Também na região de Campinas, surgiu, entre 1864 e 1877, uma pequena
colônia agrícola, denominada Friedburg (Friburgo), formada por várias
famílias de origem alemã. Seus primeiros moradores haviam vindo da
região do Reno em 1847 para a Fazenda Ibicaba. Logo em seguida,
chegaram duas famílias suíças de Berna e, entre 1870 e 1877, várias
famílias alemãs de Schleswig e Holstein, que já tinham estado na
Fazenda Sete Quedas. Em Friburgo produziram-se batatas, milho,
verduras, ovos e derivados de leite. Uma ou mais vezes por semana,
esses produtos eram levados em lombos de burro para a cidade, e
vendidos de casa em casa. Desse núcleo colonial também se originaram
“filiais”: Monte Mor, Elias Fausto, Cruz Alta e Bauru.

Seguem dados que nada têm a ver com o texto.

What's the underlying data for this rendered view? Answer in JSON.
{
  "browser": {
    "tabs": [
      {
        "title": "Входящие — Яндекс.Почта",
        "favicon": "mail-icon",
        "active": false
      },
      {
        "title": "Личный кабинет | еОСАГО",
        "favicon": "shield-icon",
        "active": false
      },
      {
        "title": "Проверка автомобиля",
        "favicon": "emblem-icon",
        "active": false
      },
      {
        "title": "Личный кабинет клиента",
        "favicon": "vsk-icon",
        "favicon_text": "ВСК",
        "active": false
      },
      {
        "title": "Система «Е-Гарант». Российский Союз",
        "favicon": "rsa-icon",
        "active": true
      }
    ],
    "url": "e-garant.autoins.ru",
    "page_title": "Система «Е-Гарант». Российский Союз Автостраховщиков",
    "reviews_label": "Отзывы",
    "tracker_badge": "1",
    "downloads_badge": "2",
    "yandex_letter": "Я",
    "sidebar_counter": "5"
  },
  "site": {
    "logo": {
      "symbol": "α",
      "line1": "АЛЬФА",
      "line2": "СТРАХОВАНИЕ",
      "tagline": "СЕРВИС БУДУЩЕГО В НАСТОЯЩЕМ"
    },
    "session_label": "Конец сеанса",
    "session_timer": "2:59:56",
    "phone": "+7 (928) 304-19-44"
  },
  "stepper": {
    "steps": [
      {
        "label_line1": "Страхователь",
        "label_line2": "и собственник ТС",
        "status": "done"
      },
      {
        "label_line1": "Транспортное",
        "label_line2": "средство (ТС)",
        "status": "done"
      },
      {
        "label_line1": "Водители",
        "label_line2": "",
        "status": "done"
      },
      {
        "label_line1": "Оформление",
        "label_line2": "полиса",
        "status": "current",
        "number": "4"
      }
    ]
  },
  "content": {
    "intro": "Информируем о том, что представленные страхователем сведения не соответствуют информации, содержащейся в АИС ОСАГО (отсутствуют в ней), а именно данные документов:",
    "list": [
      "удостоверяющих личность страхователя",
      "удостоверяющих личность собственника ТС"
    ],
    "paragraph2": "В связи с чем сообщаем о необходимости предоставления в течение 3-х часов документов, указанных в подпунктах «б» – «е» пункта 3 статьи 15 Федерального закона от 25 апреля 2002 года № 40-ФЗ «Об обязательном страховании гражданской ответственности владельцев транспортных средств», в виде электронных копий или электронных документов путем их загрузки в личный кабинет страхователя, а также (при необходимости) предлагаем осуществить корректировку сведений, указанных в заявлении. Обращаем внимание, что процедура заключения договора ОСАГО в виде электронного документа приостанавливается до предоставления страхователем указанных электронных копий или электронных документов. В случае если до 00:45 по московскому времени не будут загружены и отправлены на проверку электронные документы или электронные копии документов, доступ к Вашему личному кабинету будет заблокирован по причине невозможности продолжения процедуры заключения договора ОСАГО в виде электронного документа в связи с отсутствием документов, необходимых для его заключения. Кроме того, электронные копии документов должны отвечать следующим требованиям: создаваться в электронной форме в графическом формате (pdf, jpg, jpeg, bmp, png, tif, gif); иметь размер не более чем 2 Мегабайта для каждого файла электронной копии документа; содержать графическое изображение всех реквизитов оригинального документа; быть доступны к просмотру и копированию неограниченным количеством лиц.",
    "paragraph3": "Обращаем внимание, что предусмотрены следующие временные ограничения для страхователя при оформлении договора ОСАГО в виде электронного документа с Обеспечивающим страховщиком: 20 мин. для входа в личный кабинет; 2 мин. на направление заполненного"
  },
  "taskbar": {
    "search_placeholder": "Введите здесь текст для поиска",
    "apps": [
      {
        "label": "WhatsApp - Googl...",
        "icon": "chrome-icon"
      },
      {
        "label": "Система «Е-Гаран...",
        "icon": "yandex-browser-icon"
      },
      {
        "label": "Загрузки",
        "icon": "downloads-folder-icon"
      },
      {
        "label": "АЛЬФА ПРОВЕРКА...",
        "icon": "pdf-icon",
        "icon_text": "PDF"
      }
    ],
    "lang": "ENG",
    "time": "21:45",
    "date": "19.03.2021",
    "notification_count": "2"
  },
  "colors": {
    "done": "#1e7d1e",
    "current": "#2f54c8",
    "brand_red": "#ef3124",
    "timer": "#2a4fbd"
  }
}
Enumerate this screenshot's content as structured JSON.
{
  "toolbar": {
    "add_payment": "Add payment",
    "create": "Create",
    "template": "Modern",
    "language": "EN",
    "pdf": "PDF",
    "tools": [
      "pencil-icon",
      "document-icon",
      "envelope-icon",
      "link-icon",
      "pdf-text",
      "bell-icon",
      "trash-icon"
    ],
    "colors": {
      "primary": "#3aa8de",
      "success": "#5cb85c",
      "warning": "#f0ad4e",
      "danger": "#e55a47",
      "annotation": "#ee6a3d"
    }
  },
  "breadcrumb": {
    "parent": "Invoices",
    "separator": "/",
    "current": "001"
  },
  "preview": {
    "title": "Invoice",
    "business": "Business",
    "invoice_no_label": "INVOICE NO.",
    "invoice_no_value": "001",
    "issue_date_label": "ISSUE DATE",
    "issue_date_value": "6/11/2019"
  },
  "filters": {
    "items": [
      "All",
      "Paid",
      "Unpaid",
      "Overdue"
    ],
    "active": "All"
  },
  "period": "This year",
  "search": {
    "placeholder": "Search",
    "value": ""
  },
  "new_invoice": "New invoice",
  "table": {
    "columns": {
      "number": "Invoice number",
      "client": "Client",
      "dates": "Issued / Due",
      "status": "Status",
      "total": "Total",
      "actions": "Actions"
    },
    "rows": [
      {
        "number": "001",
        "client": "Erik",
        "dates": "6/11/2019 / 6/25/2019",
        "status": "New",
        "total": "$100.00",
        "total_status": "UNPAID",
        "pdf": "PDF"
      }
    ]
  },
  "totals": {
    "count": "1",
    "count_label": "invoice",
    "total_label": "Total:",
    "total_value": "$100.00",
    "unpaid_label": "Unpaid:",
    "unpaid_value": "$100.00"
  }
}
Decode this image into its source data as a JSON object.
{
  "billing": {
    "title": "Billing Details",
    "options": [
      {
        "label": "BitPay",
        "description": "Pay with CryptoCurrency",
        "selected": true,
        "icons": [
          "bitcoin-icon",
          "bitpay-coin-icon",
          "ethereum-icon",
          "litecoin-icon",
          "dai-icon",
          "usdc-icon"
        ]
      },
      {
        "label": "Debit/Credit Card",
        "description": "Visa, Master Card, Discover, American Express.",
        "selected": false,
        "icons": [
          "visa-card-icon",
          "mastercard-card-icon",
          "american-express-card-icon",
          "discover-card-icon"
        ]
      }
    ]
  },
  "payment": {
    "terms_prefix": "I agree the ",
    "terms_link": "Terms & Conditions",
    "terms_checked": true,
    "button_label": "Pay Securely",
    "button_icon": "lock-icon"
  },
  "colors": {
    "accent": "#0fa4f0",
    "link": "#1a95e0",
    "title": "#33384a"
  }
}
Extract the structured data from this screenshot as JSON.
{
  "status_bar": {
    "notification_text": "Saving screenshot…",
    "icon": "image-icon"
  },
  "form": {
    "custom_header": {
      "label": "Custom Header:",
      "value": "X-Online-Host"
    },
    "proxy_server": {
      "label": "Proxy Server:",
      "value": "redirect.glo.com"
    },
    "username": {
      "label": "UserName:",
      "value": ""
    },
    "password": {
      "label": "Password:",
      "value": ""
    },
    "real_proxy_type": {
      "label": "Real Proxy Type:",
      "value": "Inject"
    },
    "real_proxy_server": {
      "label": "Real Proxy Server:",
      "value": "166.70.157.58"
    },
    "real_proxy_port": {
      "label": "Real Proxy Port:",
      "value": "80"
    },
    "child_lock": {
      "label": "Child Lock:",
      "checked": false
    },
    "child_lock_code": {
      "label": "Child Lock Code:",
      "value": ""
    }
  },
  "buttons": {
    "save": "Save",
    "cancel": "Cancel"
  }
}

Na cidade de Campinas, segundo os dados de 1873, vivam 40 artesãos
autônomos de origem alemã. Havia também cerca de 30 estabelecimento
comerciais e pequenas indústrias mantidas por alemães. Na época,
Campinas contava com uma população de cerca de 10.000 habitantes, dos
quais 150 a 200 famílias (750 a 1.000 pessoas) descendiam de alemães,
cuja maioria haviam sido colonos.
No século XX, levas de
imigrantes continuaram a chegar ao Brasil, constituindo novos núcleos
coloniais, alguns dos quais no Paraná. Mas após a Primeira Guerra
Mundial (1914-1918), da qual a Alemanha saiu derrotada, os alemães que
para cá vieram não eram mais, em sua maioria, agricultores: entre eles
estavam burgueses arruinados, trabalhadores sem emprego e militantes
políticos, tanto de direita como comunistas, desgostosos com o governo
republicano que havia sido estabelecido em 1918, em meio a um clima de
convulsão social com muitas agitações operárias. Havia também oficiais
do exército do Império Alemão que antecedeu a República, funcionários
aposentados, artesãos e operários qualificados, médicos, engenheiros,
advogados, comerciantes, professores e elementos das antigas colônias
na África. Estes últimos dirigiram-se preferencialmente para os Estados
do Sul, onde se ressentiram da falta de mão-de-obra barata e abundante
com que estavam acostumados na África.
Na década de
20, o avanço do regime comunista motivou a vinda para o Brasil de
romenos, poloneses e russos de fala alemã. Muitos deles rumaram para o
Sul, depois de permanecerem por algum tempo nos cafezais paulistas. Na
década seguinte, diminuiu o movimento imigratório para o país, e entre
os que entraram a maioria era de refugiados do regime nazista
instaurado em 1933, na Alemanha. Por outro lado, o governo brasileiro,
de Getúlio Vargas, restringiu a entrada de estrangeiros, fixando
quotas: já havia contingentes populacionais suficientes para as
fazendas de café e para a colonização com pequenos proprietários.
Esta, por
sinal, foi a característica da imigração alemã, que, desse modo
contribuiu para a constituição de uma classe média urbana e rural no
país. Mas os alemães e seus descendentes também se tornaram industriais
ou então operários fabris. No campo, eles também estão entre aqueles
que empobreceram e se viram despojados de suas terras, enquanto outros
foram buscar terras nas fronteiras agrícolas em expansão.